Just for fun, here's a superfast in-memory sort using numpy. It uses 16bytes per FASTA/FASTQ entry, and i'm confident you could get that down to just 12 or even 8 (depends on the input) with a minor tweak:

import numpy
import subprocess
inFile = "./someFile.fasta"
linesInFile = int(subprocess.check_output('wc -l ' + inFile, shell=True).strip().split()[0])
a = numpy.arange(linesInFile)                       # Struct to store line & ID
with open(inFile,'rb') as f:
    ID_ROW = False
    digits = str.isdigit                            # reduce lookups later on
    for lineNo,line in enumerate(f):
        ID_ROW = not ID_ROW                         # because its opposites day
        if ID_ROW:
            a[lineNo+1] = int(filter(digits, line)) # Keep the IDs numbers only
a.view('i8,i8').sort(order=['f1'], axis=0) # In-place sort rows by ID
a.view('i8,i8')['f0']                      # Order of rows in new file

On your demo data:

array([ 0,  4,  2,  8, 12, 14,  6, 10])

You don't really need the wc -l, since you can grow numpy arrays as you add data to them (manually or with MMU).

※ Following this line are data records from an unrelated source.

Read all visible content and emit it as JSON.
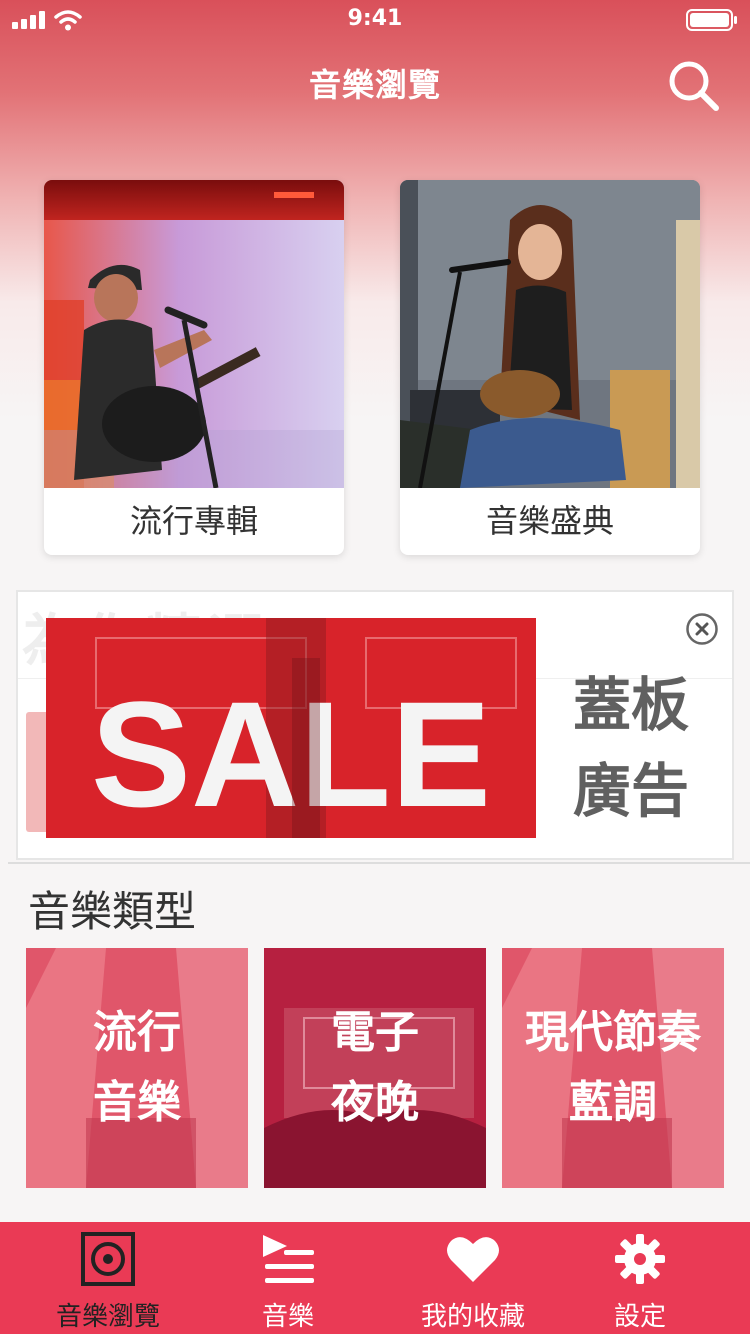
{
  "status_bar": {
    "time": "9:41"
  },
  "header": {
    "title": "音樂瀏覽",
    "search_icon": "search-icon"
  },
  "albums": [
    {
      "label": "流行專輯"
    },
    {
      "label": "音樂盛典"
    }
  ],
  "ad": {
    "background_heading": "為你精選",
    "image_text": "SALE",
    "title_line1": "蓋板",
    "title_line2": "廣告",
    "close_icon": "close-circle-icon"
  },
  "genres_section": {
    "title": "音樂類型",
    "items": [
      {
        "line1": "流行",
        "line2": "音樂"
      },
      {
        "line1": "電子",
        "line2": "夜晚"
      },
      {
        "line1": "現代節奏",
        "line2": "藍調"
      }
    ]
  },
  "tabs": [
    {
      "label": "音樂瀏覽",
      "icon": "speaker-icon",
      "active": true
    },
    {
      "label": "音樂",
      "icon": "playlist-icon",
      "active": false
    },
    {
      "label": "我的收藏",
      "icon": "heart-icon",
      "active": false
    },
    {
      "label": "設定",
      "icon": "gear-icon",
      "active": false
    }
  ],
  "colors": {
    "header_gradient_top": "#d9505a",
    "tab_bar": "#ea3a55",
    "active_tab": "#222222",
    "ad_red": "#d8232a"
  }
}
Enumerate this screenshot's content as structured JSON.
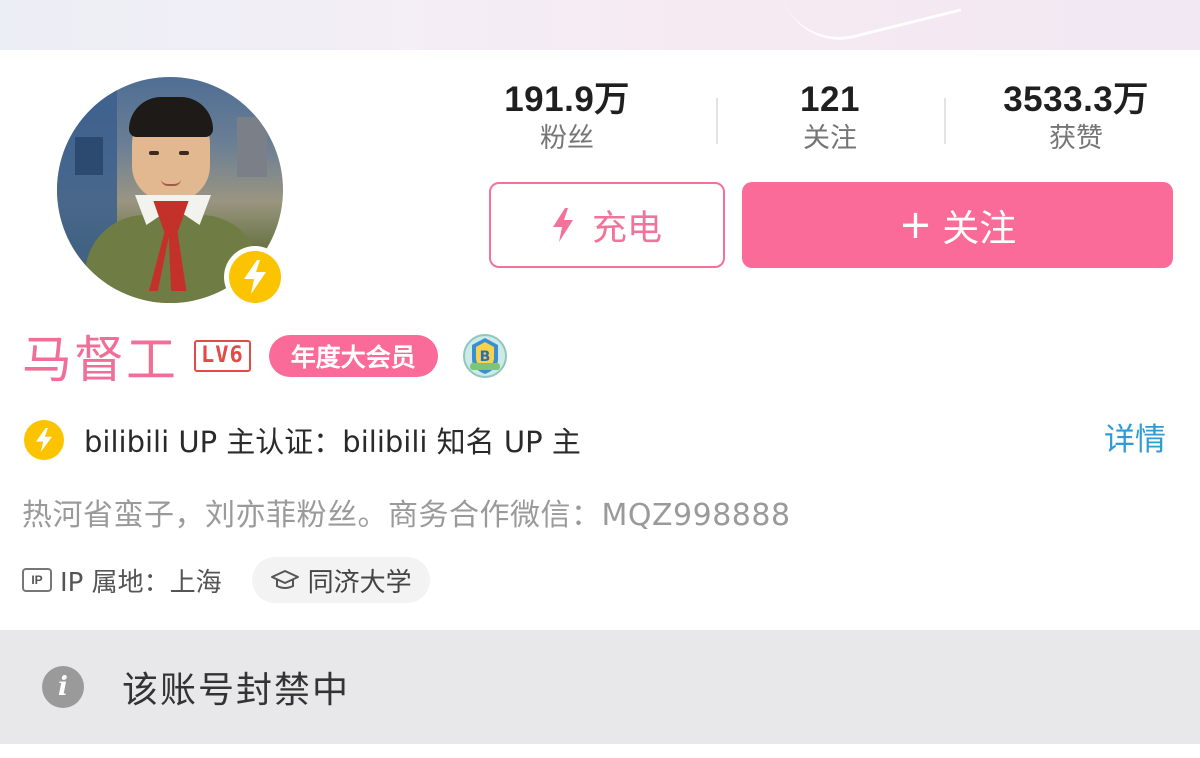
{
  "stats": [
    {
      "value": "191.9万",
      "label": "粉丝"
    },
    {
      "value": "121",
      "label": "关注"
    },
    {
      "value": "3533.3万",
      "label": "获赞"
    }
  ],
  "buttons": {
    "charge_label": "充电",
    "follow_plus": "+",
    "follow_label": "关注"
  },
  "profile": {
    "username": "马督工",
    "level": "LV6",
    "vip_label": "年度大会员",
    "cert_text": "bilibili UP 主认证：bilibili 知名 UP 主",
    "detail_link": "详情",
    "bio": "热河省蛮子，刘亦菲粉丝。商务合作微信：MQZ998888",
    "ip_icon": "IP",
    "ip_location": "IP 属地：上海",
    "school": "同济大学"
  },
  "notice": {
    "text": "该账号封禁中",
    "icon": "i"
  },
  "colors": {
    "accent_pink": "#fa6b9a",
    "name_pink": "#f06f98",
    "charge_yellow": "#fbc300",
    "link_blue": "#2f9bd5",
    "level_red": "#e24b47"
  },
  "icons": [
    "lightning-icon",
    "charge-badge-icon",
    "medal-icon",
    "ip-icon",
    "graduation-cap-icon",
    "info-icon"
  ]
}
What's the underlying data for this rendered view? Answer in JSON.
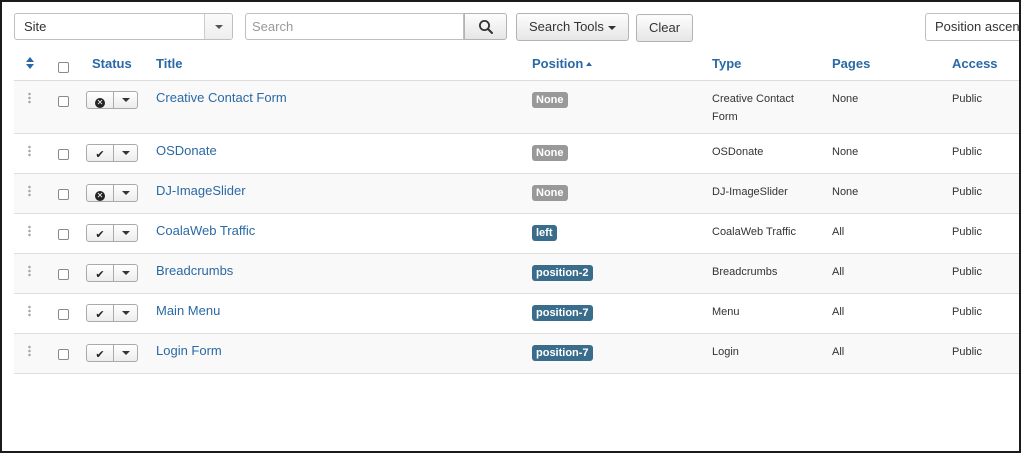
{
  "toolbar": {
    "client_filter": "Site",
    "search_placeholder": "Search",
    "search_tools_label": "Search Tools",
    "clear_label": "Clear",
    "ordering_value": "Position ascending"
  },
  "columns": {
    "status": "Status",
    "title": "Title",
    "position": "Position",
    "type": "Type",
    "pages": "Pages",
    "access": "Access"
  },
  "rows": [
    {
      "title": "Creative Contact Form",
      "published": false,
      "position": "None",
      "position_assigned": false,
      "type": "Creative Contact Form",
      "pages": "None",
      "access": "Public"
    },
    {
      "title": "OSDonate",
      "published": true,
      "position": "None",
      "position_assigned": false,
      "type": "OSDonate",
      "pages": "None",
      "access": "Public"
    },
    {
      "title": "DJ-ImageSlider",
      "published": false,
      "position": "None",
      "position_assigned": false,
      "type": "DJ-ImageSlider",
      "pages": "None",
      "access": "Public"
    },
    {
      "title": "CoalaWeb Traffic",
      "published": true,
      "position": "left",
      "position_assigned": true,
      "type": "CoalaWeb Traffic",
      "pages": "All",
      "access": "Public"
    },
    {
      "title": "Breadcrumbs",
      "published": true,
      "position": "position-2",
      "position_assigned": true,
      "type": "Breadcrumbs",
      "pages": "All",
      "access": "Public"
    },
    {
      "title": "Main Menu",
      "published": true,
      "position": "position-7",
      "position_assigned": true,
      "type": "Menu",
      "pages": "All",
      "access": "Public"
    },
    {
      "title": "Login Form",
      "published": true,
      "position": "position-7",
      "position_assigned": true,
      "type": "Login",
      "pages": "All",
      "access": "Public"
    }
  ],
  "colors": {
    "link": "#2a69a5",
    "badge_none": "#999999",
    "badge_position": "#3a6d8c"
  },
  "icons": {
    "published": "check-icon",
    "unpublished": "circle-x-icon",
    "search": "search-icon",
    "drag": "drag-handle-icon",
    "sort": "sort-icon"
  }
}
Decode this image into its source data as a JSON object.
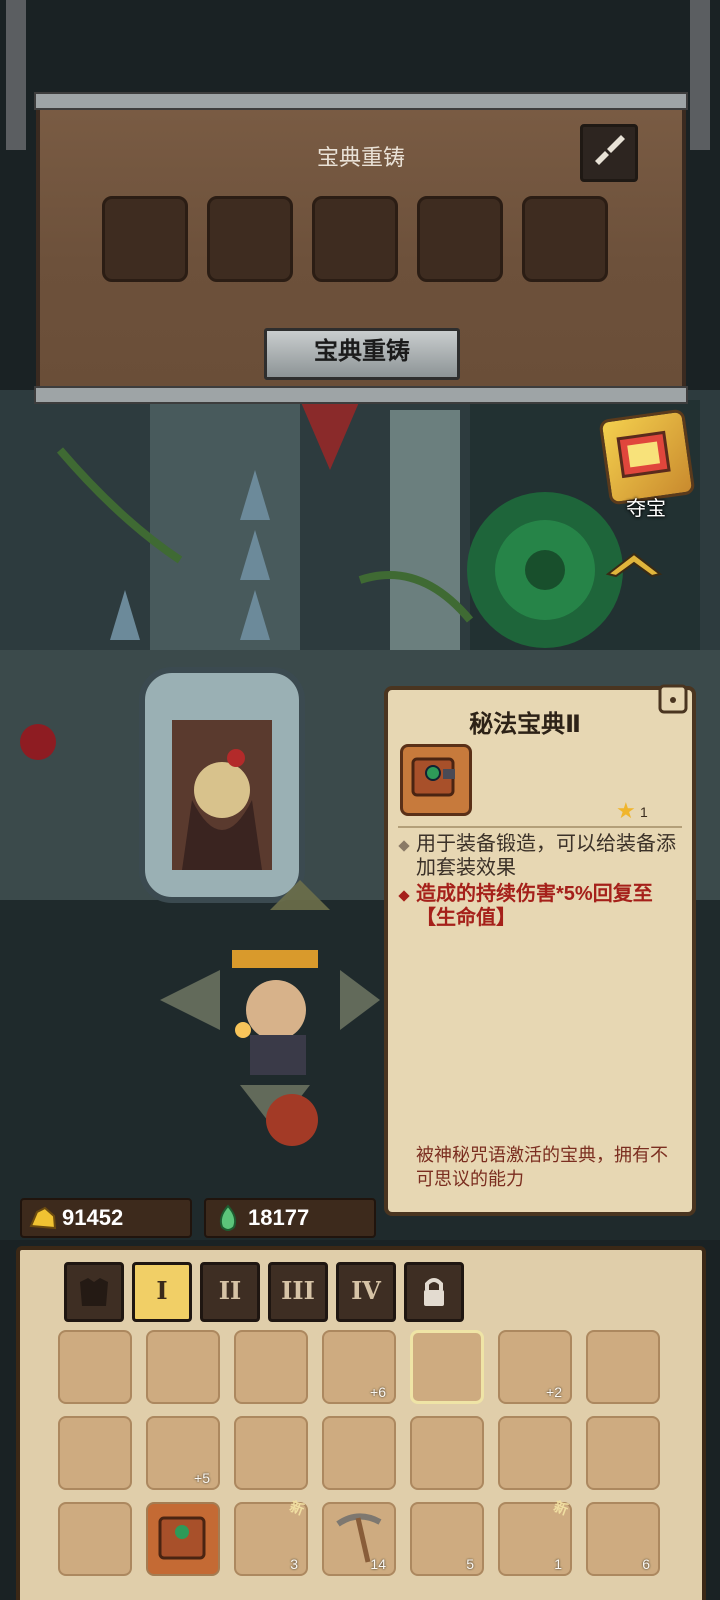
{
  "top_panel": {
    "title": "宝典重铸",
    "button_label": "宝典重铸",
    "slots": [
      "",
      "",
      "",
      "",
      ""
    ]
  },
  "side": {
    "treasure_label": "夺宝"
  },
  "item_card": {
    "title": "秘法宝典Ⅱ",
    "star_count": "1",
    "description": "用于装备锻造，可以给装备添加套装效果",
    "effect": "造成的持续伤害*5%回复至【生命值】",
    "flavor": "被神秘咒语激活的宝典，拥有不可思议的能力"
  },
  "resources": {
    "gold": "91452",
    "essence": "18177"
  },
  "inventory": {
    "tabs": [
      {
        "label": "",
        "icon": "armor-icon"
      },
      {
        "label": "I"
      },
      {
        "label": "II"
      },
      {
        "label": "III"
      },
      {
        "label": "IV"
      },
      {
        "label": "",
        "icon": "lock-icon"
      }
    ],
    "active_tab": 1,
    "rows": [
      [
        {
          "icon": "dark-helmet"
        },
        {
          "icon": "locked-knight-helmet"
        },
        {
          "icon": "horned-mask"
        },
        {
          "icon": "plate-armor",
          "count": "+6"
        },
        {
          "icon": "shadow-cloak"
        },
        {
          "icon": "shadow-cloak",
          "count": "+2"
        },
        {
          "icon": "spiked-gauntlet"
        }
      ],
      [
        {
          "icon": "gem-amulet"
        },
        {
          "icon": "locked-boots",
          "count": "+5"
        },
        {
          "icon": "sun-medallion"
        },
        {
          "icon": "spiked-shield"
        },
        {
          "icon": "fist-glove"
        },
        {
          "icon": "gold-coin"
        },
        {
          "icon": "ring"
        }
      ],
      [
        {
          "icon": "locked-ring"
        },
        {
          "icon": "arcane-tome"
        },
        {
          "icon": "scroll",
          "count": "3",
          "new": "新"
        },
        {
          "icon": "pickaxe",
          "count": "14"
        },
        {
          "icon": "eye-scroll",
          "count": "5"
        },
        {
          "icon": "red-potion",
          "count": "1",
          "new": "新"
        },
        {
          "icon": "blue-potion",
          "count": "6"
        }
      ]
    ]
  },
  "colors": {
    "effect_red": "#a5201a",
    "active_tab": "#f1cf66",
    "panel_wood": "#6d513b"
  }
}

I haven't included a way to write out the sorted file as a new FASTA file because there are many ways to do that depending on the size of the data, what kind of hard drive you have, etc. Personally I would store the DNA in the numpy array too (in either 2bit or up2bit format), and then from the table you could write a new FASTA file at once. If that takes up too much RAM, one could find a tool (or write one) that takes an input file,a list of the order of the rows for the new file (which is what the above prints), and outputs the shuffled file.